Some of these new rules are pretty basic and should have been enforced a long time ago. For example, from now on, it is mandatory that tutors in these coaching centres have to be at least graduates (one would think that for the huge amounts that parents are charged, teachers would be at least graduates) and that the qualifications of tutors must be updated on the coaching centres’ websites (of course, parents and children have the right to know who will teach the students and how qualified they are).
Preventing overwhelm and reducing stress
Another important measure is insisting that classes be spaced out well enough so that students get to relax and do not feel overburdened. Weekly offs are now made mandatory for both students and tutors, and no exam or important test can be held on the day after the weekly off either. This is a welcome measure because anyone following a demanding routine, especially children deserve weekly offs.
Focus on the mental well-being of students
While many professionals have been insisting that professional counselling support must be made available for students, according to these new guidelines, unfortunately, these are not made mandatory. The report says that Coaching centres are encouraged to involve counselors and experienced psychologists to counsel and provide psychotherapeutic service to students for the resolution of mental stress and depression.
Will just encouraging these business owners to take such important measures suffice? Also, what does “encouraging” mean? And what gives us the guarantee that this encouragement will make sure that students are not put through overwhelming pressure and they can access help when they need help? If the solution were so simple, wouldn’t these institutes have taken these steps themselves a long time before?
A new framework has been suggested for mental health promotion of students in coaching centres in the country, but how effective that will be practically is something we will get to know only with time.
What really is the cause of these problems?

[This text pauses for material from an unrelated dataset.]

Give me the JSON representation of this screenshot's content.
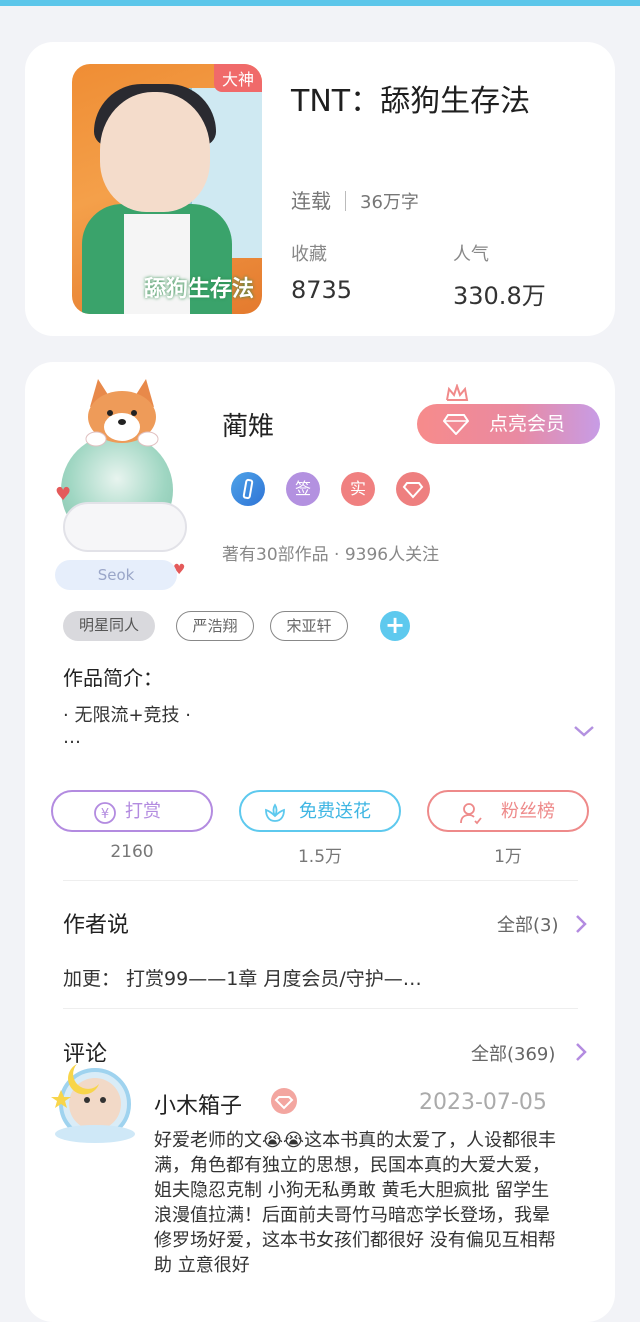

What the rising number of student suicides brings to light really is that we need more than reforms for coaching institutes to prevent these problems. It is good that the education ministry is now committed to bringing about some much-needed changes, but what really brought us to this situation that we are in today? Why are millions of parents still under the belief that engineering and medicine are the only promising fields? Why are parents and students made to believe that getting into IITs or IIMs or clearing NEET alone would be life-changing? Is it not high time that the government looked into unemployment and the cost of living for the average citizen and ensure that to lead a normal life, one does not have to go through significant mental distress?
Kids are already compelled to learn a lot in the typical Indian school – is it fair to expect the average kid to consume so much knowledge and learn a variety of skills in their youth, which is also supposed to be the best period of one’s life? Also, there remains the stigma surrounding mental health – even highly educated youth still feel shame even today to talk about feeling depressed or suicidal to their near and dear ones. Without making these socio-cultural problems disappear, without actively promoting mental health awareness in every city and village in the country, without taking measures to erase the deeply-held beliefs that a student’s future is doomed if they do not become class toppers in science and math, is it really possible to fully solve these problems?
Let us hope that with this new set of guidelines, at least some changes will be seen in Indian coaching centres and the student suicide rates will significantly reduce from this year on.